Constantemente encontramos a afirmação segunda a qual "identidade pessoal" e "identidade narrativa" são uma e a mesma coisa. Esta identificação explica-se, em grande parte, devido ao sucesso da palavra "narrativa" no léxico contemporâneo. Este termo é utilizado em todos os domínios, desde a neurobiologia até à economia.
Embora esta proliferação de "narrativas" tenha o seu quê de irónico - pela simples razão de que a chamada "condição pós-moderna" é, por definição, uma desconfiança em face do poder legitimador das "grandes narrativas", - esta tendência até poderia ser um bom sinal, ao traduzir a percepção da natureza
temporal de todos os aspectos fundamentais da nossa vida. Receio, no entanto, que seja mais um dos inúmeros
sound bites que hoje ecoam por todo o lado.

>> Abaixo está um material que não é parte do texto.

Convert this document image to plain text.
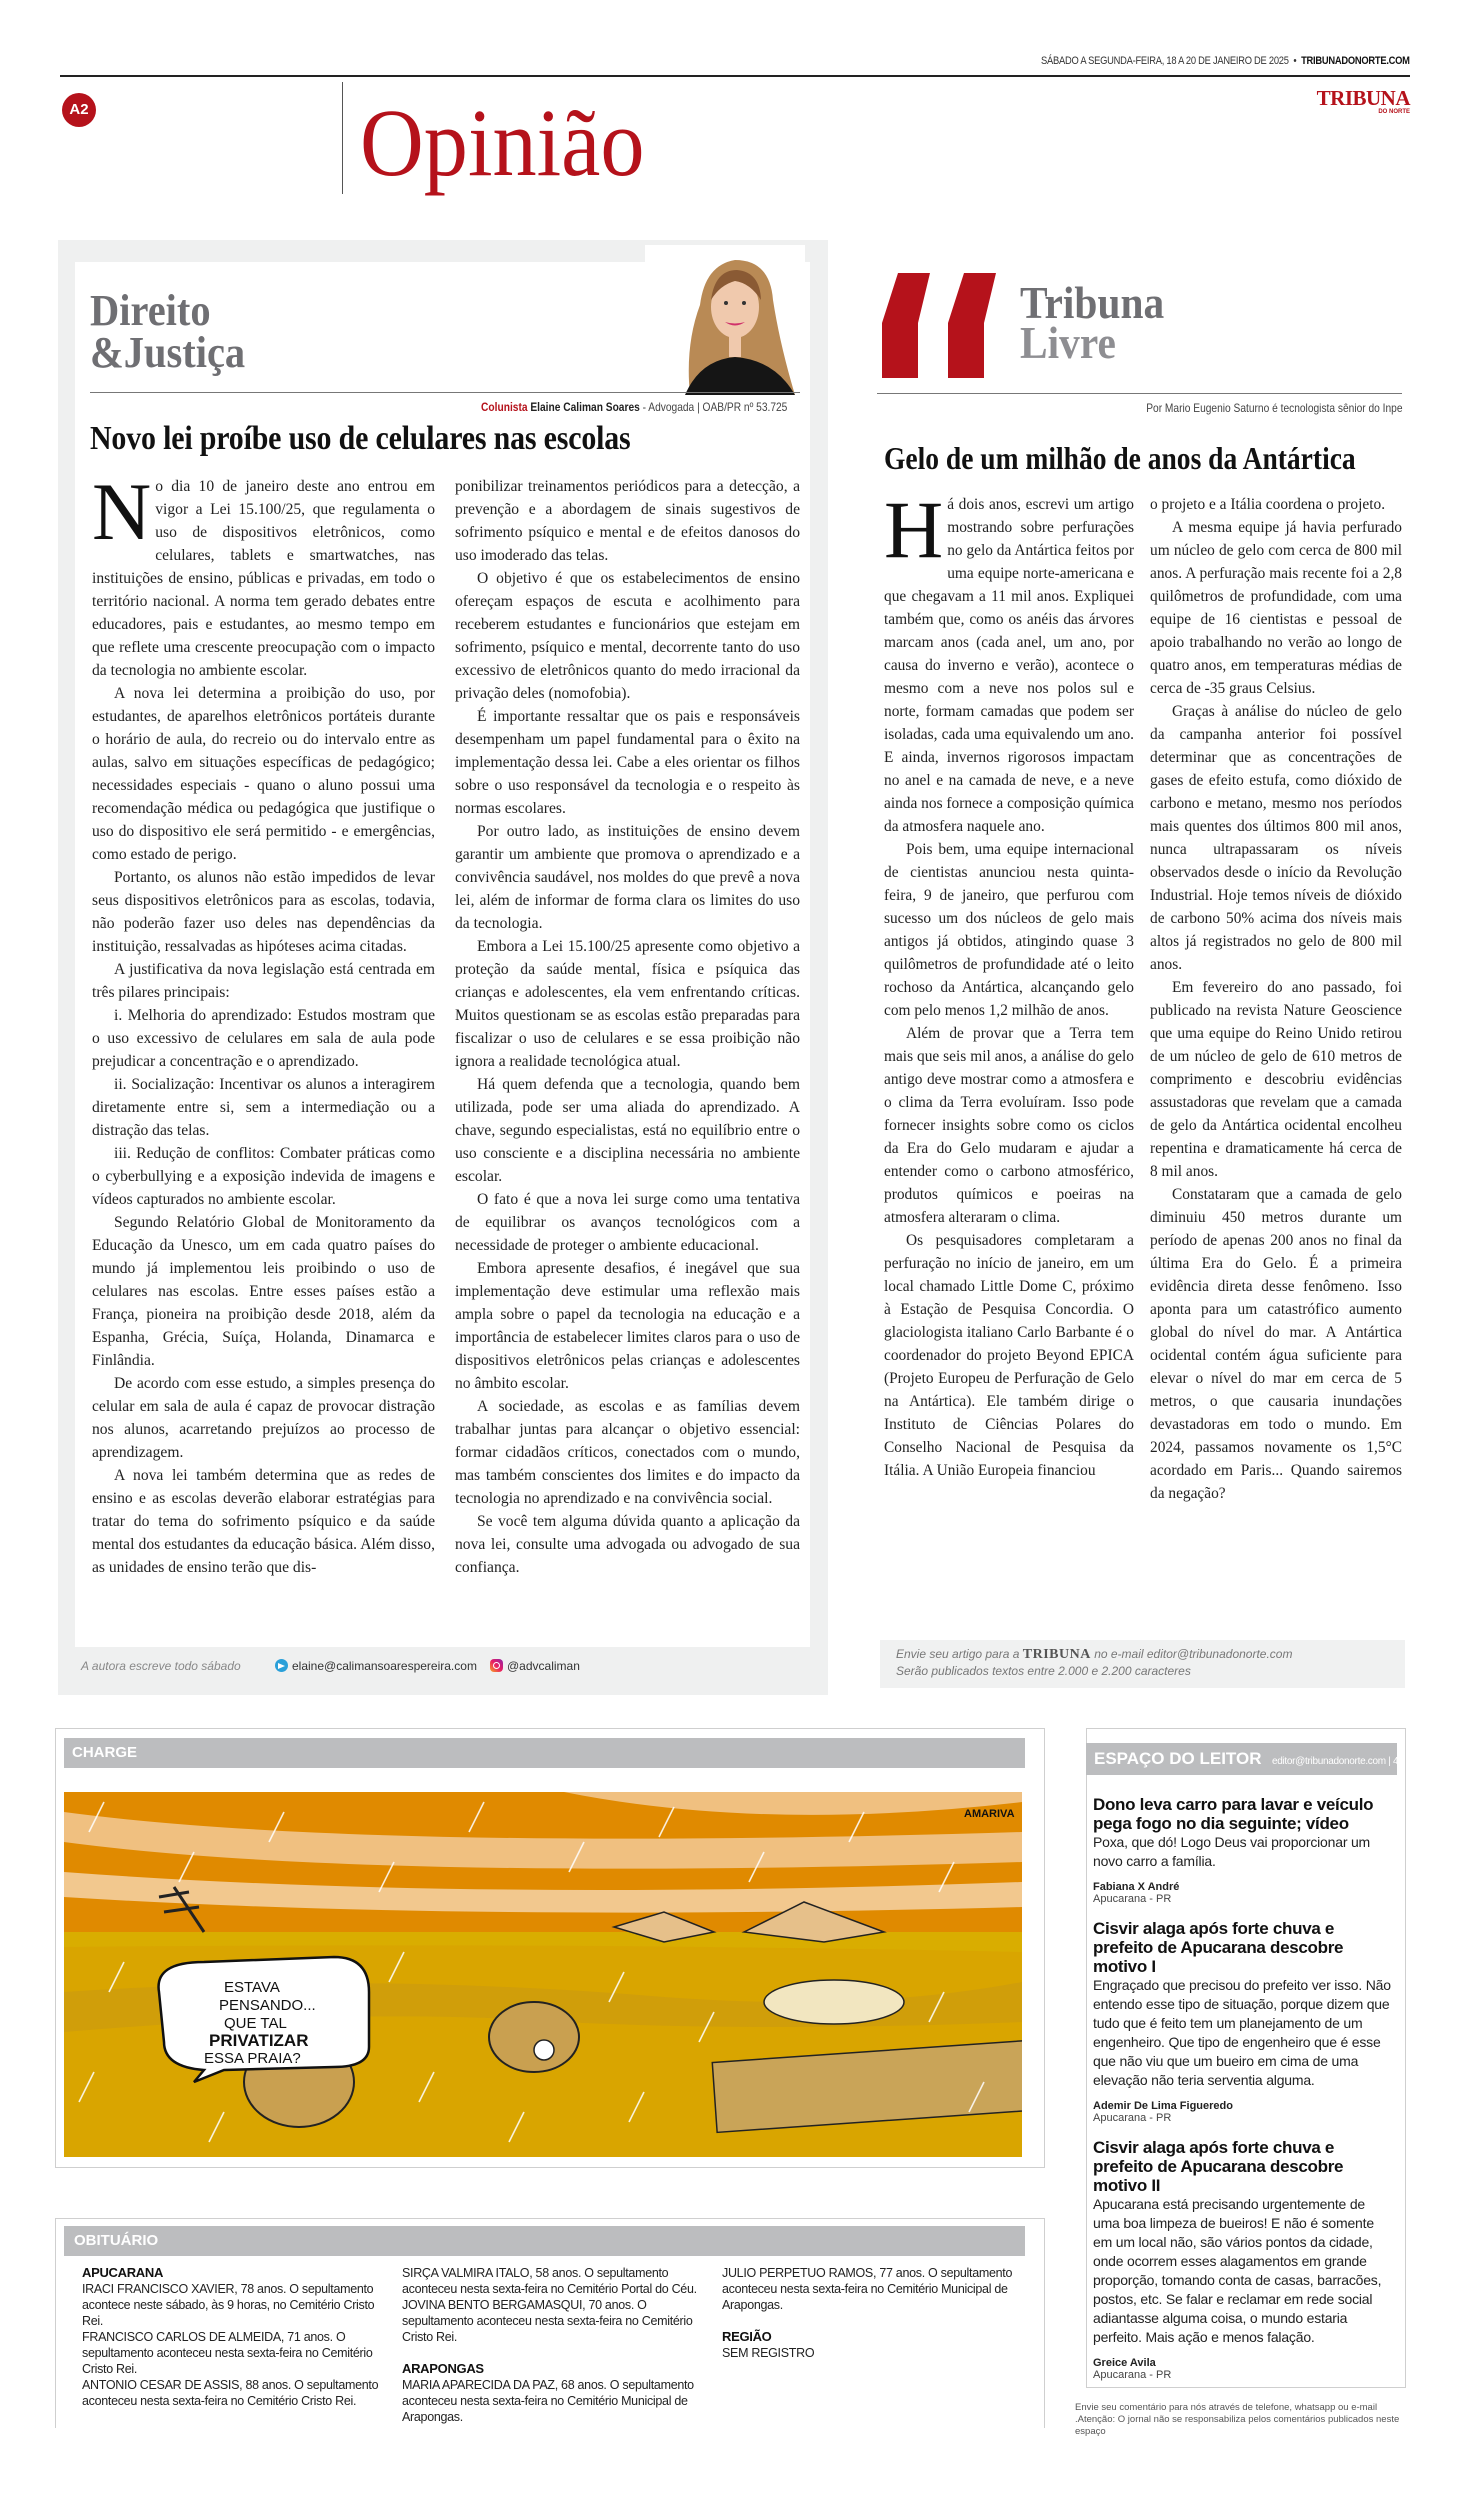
SÁBADO A SEGUNDA-FEIRA, 18 A 20 DE JANEIRO DE 2025 • TRIBUNADONORTE.COM
A2	Opinião	TRIBUNA
DO NORTE
Direito
&Justiça
Colunista Elaine Caliman Soares - Advogada | OAB/PR nº 53.725
Novo lei proíbe uso de celulares nas escolas

No dia 10 de janeiro deste ano entrou em vigor a Lei 15.100/25, que regulamenta o uso de dispositivos eletrônicos, como celulares, tablets e smartwatches, nas instituições de ensino, públicas e privadas, em todo o território nacional. A norma tem gerado debates entre educadores, pais e estudantes, ao mesmo tempo em que reflete uma crescente preocupação com o impacto da tecnologia no ambiente escolar.

A nova lei determina a proibição do uso, por estudantes, de aparelhos eletrônicos portáteis durante o horário de aula, do recreio ou do intervalo entre as aulas, salvo em situações específicas de pedagógico; necessidades especiais - quano o aluno possui uma recomendação médica ou pedagógica que justifique o uso do dispositivo ele será permitido - e emergências, como estado de perigo.

Portanto, os alunos não estão impedidos de levar seus dispositivos eletrônicos para as escolas, todavia, não poderão fazer uso deles nas dependências da instituição, ressalvadas as hipóteses acima citadas.

A justificativa da nova legislação está centrada em três pilares principais:

i. Melhoria do aprendizado: Estudos mostram que o uso excessivo de celulares em sala de aula pode prejudicar a concentração e o aprendizado.

ii. Socialização: Incentivar os alunos a interagirem diretamente entre si, sem a intermediação ou a distração das telas.

iii. Redução de conflitos: Combater práticas como o cyberbullying e a exposição indevida de imagens e vídeos capturados no ambiente escolar.

Segundo Relatório Global de Monitoramento da Educação da Unesco, um em cada quatro países do mundo já implementou leis proibindo o uso de celulares nas escolas. Entre esses países estão a França, pioneira na proibição desde 2018, além da Espanha, Grécia, Suíça, Holanda, Dinamarca e Finlândia.

De acordo com esse estudo, a simples presença do celular em sala de aula é capaz de provocar distração nos alunos, acarretando prejuízos ao processo de aprendizagem.

A nova lei também determina que as redes de ensino e as escolas deverão elaborar estratégias para tratar do tema do sofrimento psíquico e da saúde mental dos estudantes da educação básica. Além disso, as unidades de ensino terão que dis-

ponibilizar treinamentos periódicos para a detecção, a prevenção e a abordagem de sinais sugestivos de sofrimento psíquico e mental e de efeitos danosos do uso imoderado das telas.

O objetivo é que os estabelecimentos de ensino ofereçam espaços de escuta e acolhimento para receberem estudantes e funcionários que estejam em sofrimento, psíquico e mental, decorrente tanto do uso excessivo de eletrônicos quanto do medo irracional da privação deles (nomofobia).

É importante ressaltar que os pais e responsáveis desempenham um papel fundamental para o êxito na implementação dessa lei. Cabe a eles orientar os filhos sobre o uso responsável da tecnologia e o respeito às normas escolares.

Por outro lado, as instituições de ensino devem garantir um ambiente que promova o aprendizado e a convivência saudável, nos moldes do que prevê a nova lei, além de informar de forma clara os limites do uso da tecnologia.

Embora a Lei 15.100/25 apresente como objetivo a proteção da saúde mental, física e psíquica das crianças e adolescentes, ela vem enfrentando críticas. Muitos questionam se as escolas estão preparadas para fiscalizar o uso de celulares e se essa proibição não ignora a realidade tecnológica atual.

Há quem defenda que a tecnologia, quando bem utilizada, pode ser uma aliada do aprendizado. A chave, segundo especialistas, está no equilíbrio entre o uso consciente e a disciplina necessária no ambiente escolar.

O fato é que a nova lei surge como uma tentativa de equilibrar os avanços tecnológicos com a necessidade de proteger o ambiente educacional.

Embora apresente desafios, é inegável que sua implementação deve estimular uma reflexão mais ampla sobre o papel da tecnologia na educação e a importância de estabelecer limites claros para o uso de dispositivos eletrônicos pelas crianças e adolescentes no âmbito escolar.

A sociedade, as escolas e as famílias devem trabalhar juntas para alcançar o objetivo essencial: formar cidadãos críticos, conectados com o mundo, mas também conscientes dos limites e do impacto da tecnologia no aprendizado e na convivência social.

Se você tem alguma dúvida quanto a aplicação da nova lei, consulte uma advogada ou advogado de sua confiança.

A autora escreve todo sábado	elaine@calimansoarespereira.com	@advcaliman
Tribuna
Livre
Por Mario Eugenio Saturno é tecnologista sênior do Inpe
Gelo de um milhão de anos da Antártica

Há dois anos, escrevi um artigo mostrando sobre perfurações no gelo da Antártica feitos por uma equipe norte-americana e que chegavam a 11 mil anos. Expliquei também que, como os anéis das árvores marcam anos (cada anel, um ano, por causa do inverno e verão), acontece o mesmo com a neve nos polos sul e norte, formam camadas que podem ser isoladas, cada uma equivalendo um ano. E ainda, invernos rigorosos impactam no anel e na camada de neve, e a neve ainda nos fornece a composição química da atmosfera naquele ano.

Pois bem, uma equipe internacional de cientistas anunciou nesta quinta-feira, 9 de janeiro, que perfurou com sucesso um dos núcleos de gelo mais antigos já obtidos, atingindo quase 3 quilômetros de profundidade até o leito rochoso da Antártica, alcançando gelo com pelo menos 1,2 milhão de anos.

Além de provar que a Terra tem mais que seis mil anos, a análise do gelo antigo deve mostrar como a atmosfera e o clima da Terra evoluíram. Isso pode fornecer insights sobre como os ciclos da Era do Gelo mudaram e ajudar a entender como o carbono atmosférico, produtos químicos e poeiras na atmosfera alteraram o clima.

Os pesquisadores completaram a perfuração no início de janeiro, em um local chamado Little Dome C, próximo à Estação de Pesquisa Concordia. O glaciologista italiano Carlo Barbante é o coordenador do projeto Beyond EPICA (Projeto Europeu de Perfuração de Gelo na Antártica). Ele também dirige o Instituto de Ciências Polares do Conselho Nacional de Pesquisa da Itália. A União Europeia financiou

o projeto e a Itália coordena o projeto.

A mesma equipe já havia perfurado um núcleo de gelo com cerca de 800 mil anos. A perfuração mais recente foi a 2,8 quilômetros de profundidade, com uma equipe de 16 cientistas e pessoal de apoio trabalhando no verão ao longo de quatro anos, em temperaturas médias de cerca de -35 graus Celsius.

Graças à análise do núcleo de gelo da campanha anterior foi possível determinar que as concentrações de gases de efeito estufa, como dióxido de carbono e metano, mesmo nos períodos mais quentes dos últimos 800 mil anos, nunca ultrapassaram os níveis observados desde o início da Revolução Industrial. Hoje temos níveis de dióxido de carbono 50% acima dos níveis mais altos já registrados no gelo de 800 mil anos.

Em fevereiro do ano passado, foi publicado na revista Nature Geoscience que uma equipe do Reino Unido retirou de um núcleo de gelo de 610 metros de comprimento e descobriu evidências assustadoras que revelam que a camada de gelo da Antártica ocidental encolheu repentina e dramaticamente há cerca de 8 mil anos.

Constataram que a camada de gelo diminuiu 450 metros durante um período de apenas 200 anos no final da última Era do Gelo. É a primeira evidência direta desse fenômeno. Isso aponta para um catastrófico aumento global do nível do mar. A Antártica ocidental contém água suficiente para elevar o nível do mar em cerca de 5 metros, o que causaria inundações devastadoras em todo o mundo. Em 2024, passamos novamente os 1,5°C acordado em Paris... Quando sairemos da negação?

Envie seu artigo para a TRIBUNA no e-mail editor@tribunadonorte.com
Serão publicados textos entre 2.000 e 2.200 caracteres
CHARGE
ESTAVA
PENSANDO...
QUE TAL
PRIVATIZAR
ESSA PRAIA?
AMARIVA
ESPAÇO DO LEITOR editor@tribunadonorte.com | 43 3420-1169
Dono leva carro para lavar e veículo pega fogo no dia seguinte; vídeo

Poxa, que dó! Logo Deus vai proporcionar um novo carro a família.

Fabiana X André
Apucarana - PR
Cisvir alaga após forte chuva e prefeito de Apucarana descobre motivo I

Engraçado que precisou do prefeito ver isso. Não entendo esse tipo de situação, porque dizem que tudo que é feito tem um planejamento de um engenheiro. Que tipo de engenheiro que é esse que não viu que um bueiro em cima de uma elevação não teria serventia alguma.

Ademir De Lima Figueredo
Apucarana - PR
Cisvir alaga após forte chuva e prefeito de Apucarana descobre motivo II

Apucarana está precisando urgentemente de uma boa limpeza de bueiros! E não é somente em um local não, são vários pontos da cidade, onde ocorrem esses alagamentos em grande proporção, tomando conta de casas, barracões, postos, etc. Se falar e reclamar em rede social adiantasse alguma coisa, o mundo estaria perfeito. Mais ação e menos falação.

Greice Avila
Apucarana - PR
Envie seu comentário para nós através de telefone, whatsapp ou e-mail .Atenção: O jornal não se responsabiliza pelos comentários publicados neste espaço
OBITUÁRIO
APUCARANA
IRACI FRANCISCO XAVIER, 78 anos. O sepultamento acontece neste sábado, às 9 horas, no Cemitério Cristo Rei.
FRANCISCO CARLOS DE ALMEIDA, 71 anos. O sepultamento aconteceu nesta sexta-feira no Cemitério Cristo Rei.
ANTONIO CESAR DE ASSIS, 88 anos. O sepultamento aconteceu nesta sexta-feira no Cemitério Cristo Rei.
SIRÇA VALMIRA ITALO, 58 anos. O sepultamento aconteceu nesta sexta-feira no Cemitério Portal do Céu.
JOVINA BENTO BERGAMASQUI, 70 anos. O sepultamento aconteceu nesta sexta-feira no Cemitério Cristo Rei.
ARAPONGAS
MARIA APARECIDA DA PAZ, 68 anos. O sepultamento aconteceu nesta sexta-feira no Cemitério Municipal de Arapongas.
JULIO PERPETUO RAMOS, 77 anos. O sepultamento aconteceu nesta sexta-feira no Cemitério Municipal de Arapongas.
REGIÃO
SEM REGISTRO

A "narrativa" como estereótipo é bem evidente na identificação apressada entre os conceitos de identidade pessoal e de identidade narrativa. Se olharmos com atenção para os dois filósofos que maior significado deram à função da narrativa na questão da identidade pessoal - a saber, o escocês Alasdair MacIntyre (um dos grandes teóricos da "ética das virtudes") e o francês Paul Ricoeur - em nenhum deles encontramos essa equivalência. Importa frisar que os dois autores defendem a importância da narrativa por razões bem diferentes. Neste post, procurarei mostrar a posição de MacIntyre.
Este autor está essencialmente interessado no poder que a narrativa confere à inteligibilidade da identidade pessoal. Em termos polémicos, quer demarcar-se da tese sartreana, expressa na
Náusea, de que a narrativa é uma "falsificação" da vida. Segundo "Antoine Roquentin", o personagem central do romance de Sartre, nós estamos sempre a contar histórias sobre nós e os outros, mas isso não é mais do que uma auto-ilusão. "É preciso escolher: viver ou narrar", diz-nos Sartre nesta obra. MacIntyre rejeita esta ideia, ironizando com o facto do filósofo francês narrar no romance
A Náusea a história de "Roquentin" para mostrar que não existem "histórias verdadeiras". Segundo MacIntyre, não é possível dar inteligibilidade a uma acção sem a inscrever num contexto narrativo. O exemplo do "pato histriónico", citado num post recente, traduz bem essa vertente; uma acção, por mais básica que seja, só é inteligível num quadro narrativo. Daí que as "narrativas não sejam obra de poetas, dramaturgos e romancistas reflectindo sobre eventos que só têm ordem narrativa através da forma que lhe é dada pelo bardo ou pelo escritor; a forma narrativa não é um disfarce ou uma decoração." (
After Virtue) Pelo contrário, a narrativa é a própria forma como vivemos: sonhamos, acreditamos, desesperamos, aprendemos, odiamos, etc, pela nossa capacidade de dar inteligibilidade, i.e. de dar sentido narrativo aos múltiplos factos que vivemos. Os factos não são em si narrativos, mas ganham inteligibilidade numa determinada narrativa. Do mesmo modo, só conseguimos compreender uma sociedade, mesmo a nossa, através das suas narrativas fundadoras. "A Mitologia, no seu sentido original, está no coração das coisas. Vico tinha razão assim como Joyce."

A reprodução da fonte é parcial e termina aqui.